MARTIN: Yeah. To that, we'll just remind people, you know, a small group of journalists, including a small group of us from MORNING EDITION, joined you, as you said, on - in September on a trip to the Chad-Sudan border. And we saw - you know, many people were reporting atrocities that they had seen or been - or experienced. And we saw this massive refugee camp that - this massive makeshift refugee camp right on the border. How has the situation evolved since then?

THOMAS-GREENFIELD: It's continued to deteriorate, as you reported from UNHCR. So I think it's more important now that we continue to work to hold those who've committed these acts accountable. We're still seeing people cross the border. We are still seeing people who have been victims. And it's also important that we press those outside of Sudan to stop arming and providing material support to the two parties. It really is important that this conflict ends and we move toward a civilian government.

MARTIN: Well, one of the reasons that you went - and you made this very clear - is that this conflict has often been described as the forgotten war. Do you think the Israel-Hamas War and also the ongoing war in Ukraine affected those efforts?

THOMAS-GREENFIELD: I - you could say that, but the fact that you're reporting on it today and I went there a few months ago - we have not forgotten the situation in Sudan. We can focus on more than one crisis at a time. And this crisis - 6 million people have been displaced. Thousands of people have been killed. We can't ignore this crisis, and those responsible have to be held accountable.

MARTIN: So to that end, then, let's turn to the other major story that has captured all of our attention. You know, as the U.N. ambassador - as the U.S. ambassador to the United Nations, you have a front-row seat to the discussions about the Israel-Hamas war at the Security Council. I want to ask you about U.N. Secretary-General Antonio Guterres' decision to invoke Article 99, calling on the Security Council and the international community to demand a humanitarian cease-fire. What's the U.S. position on this? Does the U.S. support this?

THOMAS-GREENFIELD: Look, we're aware of the secretary-general's letter. And, you know, as has been the case from the start of this conflict, we have remained closely engaged with the United Nations and other partners in the region, and we are the largest supporter of humanitarian assistance. We've supported the humanitarian pause, which ended a few days ago, but we're also continuing to work with the parties in the region, with Egypt and Israel and the U.N., to find a path forward, to continue to get humanitarian assistance in, to get hostages out and to move toward a process that will lead to a two-state solution that will allow...

MARTIN: So I take it the answer is no. I take it the answer is no, that the U.S. is not supporting this action.

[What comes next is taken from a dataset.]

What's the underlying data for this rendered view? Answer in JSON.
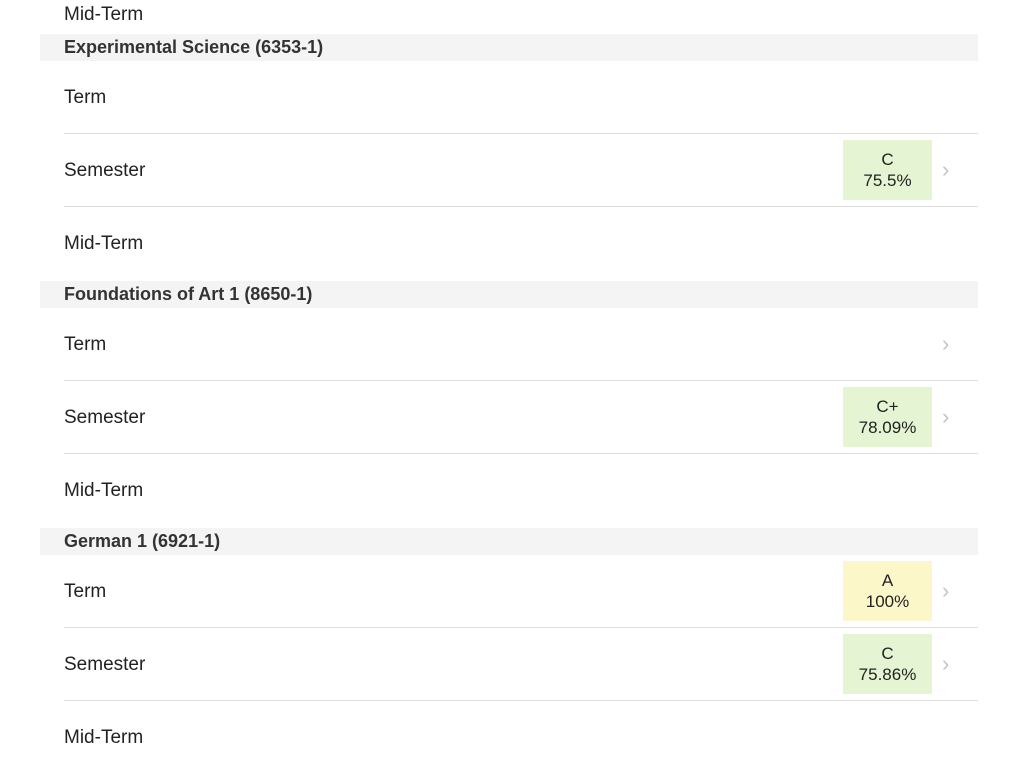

THOMAS-GREENFIELD: No, we are - the secretary-general has the authority to issue these letters, and we're going to work - continue to work with the U.N. to find a path to address concerns that he and others have raised.

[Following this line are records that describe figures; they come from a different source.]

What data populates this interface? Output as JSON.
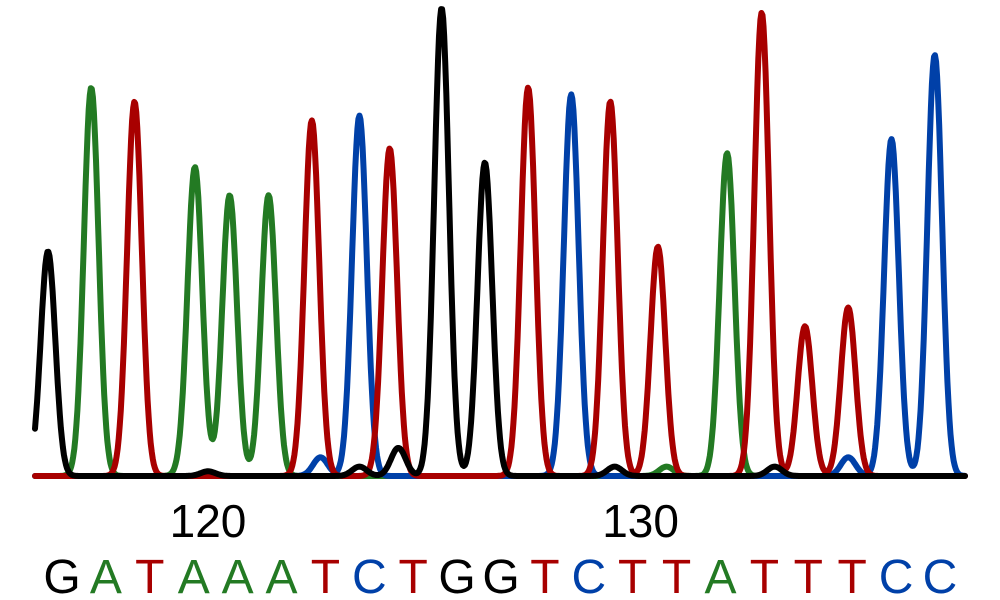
{
  "chart_data": {
    "type": "line",
    "title": "",
    "xlabel": "",
    "ylabel": "",
    "x_ticks": [
      {
        "position": 120,
        "label": "120"
      },
      {
        "position": 130,
        "label": "130"
      }
    ],
    "bases": [
      {
        "base": "G",
        "channel": "G"
      },
      {
        "base": "A",
        "channel": "A"
      },
      {
        "base": "T",
        "channel": "T"
      },
      {
        "base": "A",
        "channel": "A"
      },
      {
        "base": "A",
        "channel": "A"
      },
      {
        "base": "A",
        "channel": "A"
      },
      {
        "base": "T",
        "channel": "T"
      },
      {
        "base": "C",
        "channel": "C"
      },
      {
        "base": "T",
        "channel": "T"
      },
      {
        "base": "G",
        "channel": "G"
      },
      {
        "base": "G",
        "channel": "G"
      },
      {
        "base": "T",
        "channel": "T"
      },
      {
        "base": "C",
        "channel": "C"
      },
      {
        "base": "T",
        "channel": "T"
      },
      {
        "base": "T",
        "channel": "T"
      },
      {
        "base": "A",
        "channel": "A"
      },
      {
        "base": "T",
        "channel": "T"
      },
      {
        "base": "T",
        "channel": "T"
      },
      {
        "base": "T",
        "channel": "T"
      },
      {
        "base": "C",
        "channel": "C"
      },
      {
        "base": "C",
        "channel": "C"
      }
    ],
    "channel_colors": {
      "A": "#237a23",
      "C": "#0040a8",
      "G": "#000000",
      "T": "#a80000"
    },
    "series": [
      {
        "channel": "G",
        "peaks": [
          {
            "x": 116.3,
            "y": 0.48
          },
          {
            "x": 120.0,
            "y": 0.01
          },
          {
            "x": 123.5,
            "y": 0.02
          },
          {
            "x": 124.4,
            "y": 0.06
          },
          {
            "x": 125.4,
            "y": 1.0
          },
          {
            "x": 126.4,
            "y": 0.67
          },
          {
            "x": 129.4,
            "y": 0.02
          },
          {
            "x": 133.1,
            "y": 0.02
          }
        ]
      },
      {
        "channel": "A",
        "peaks": [
          {
            "x": 117.3,
            "y": 0.83
          },
          {
            "x": 119.5,
            "y": 0.02
          },
          {
            "x": 119.7,
            "y": 0.65
          },
          {
            "x": 120.5,
            "y": 0.6
          },
          {
            "x": 121.4,
            "y": 0.6
          },
          {
            "x": 130.6,
            "y": 0.02
          },
          {
            "x": 132.0,
            "y": 0.69
          }
        ]
      },
      {
        "channel": "T",
        "peaks": [
          {
            "x": 118.3,
            "y": 0.8
          },
          {
            "x": 122.4,
            "y": 0.76
          },
          {
            "x": 124.2,
            "y": 0.7
          },
          {
            "x": 127.4,
            "y": 0.83
          },
          {
            "x": 129.3,
            "y": 0.8
          },
          {
            "x": 130.4,
            "y": 0.49
          },
          {
            "x": 132.8,
            "y": 0.99
          },
          {
            "x": 133.8,
            "y": 0.32
          },
          {
            "x": 134.8,
            "y": 0.36
          }
        ]
      },
      {
        "channel": "C",
        "peaks": [
          {
            "x": 122.6,
            "y": 0.04
          },
          {
            "x": 123.5,
            "y": 0.77
          },
          {
            "x": 128.3,
            "y": 0.03
          },
          {
            "x": 128.4,
            "y": 0.79
          },
          {
            "x": 134.8,
            "y": 0.04
          },
          {
            "x": 135.8,
            "y": 0.72
          },
          {
            "x": 136.8,
            "y": 0.9
          }
        ]
      }
    ]
  }
}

MARTIN: Well, we only have about a minute left. But, you know, as you're certainly well aware because you travel frequently and you're in touch with, you know, people all over the world, given - you are certainly aware that the rising death toll in Gaza is a matter of great concern to people all over the world. And is there any other step that the U.S. is willing to take to address this that you can tell us about?

THOMAS-GREENFIELD: Look, you heard the vice president say over the weekend that the scenes of suffering and death in Gaza are disturbing. And so we're doing everything possible to address that, and we will continue to do that until this comes to an end.

MARTIN: Linda Thomas-Greenfield is the United States ambassador to the United Nations. We reached her in Namibia. Ambassador Thomas-Greenfield, thank you so much for talking with us once again.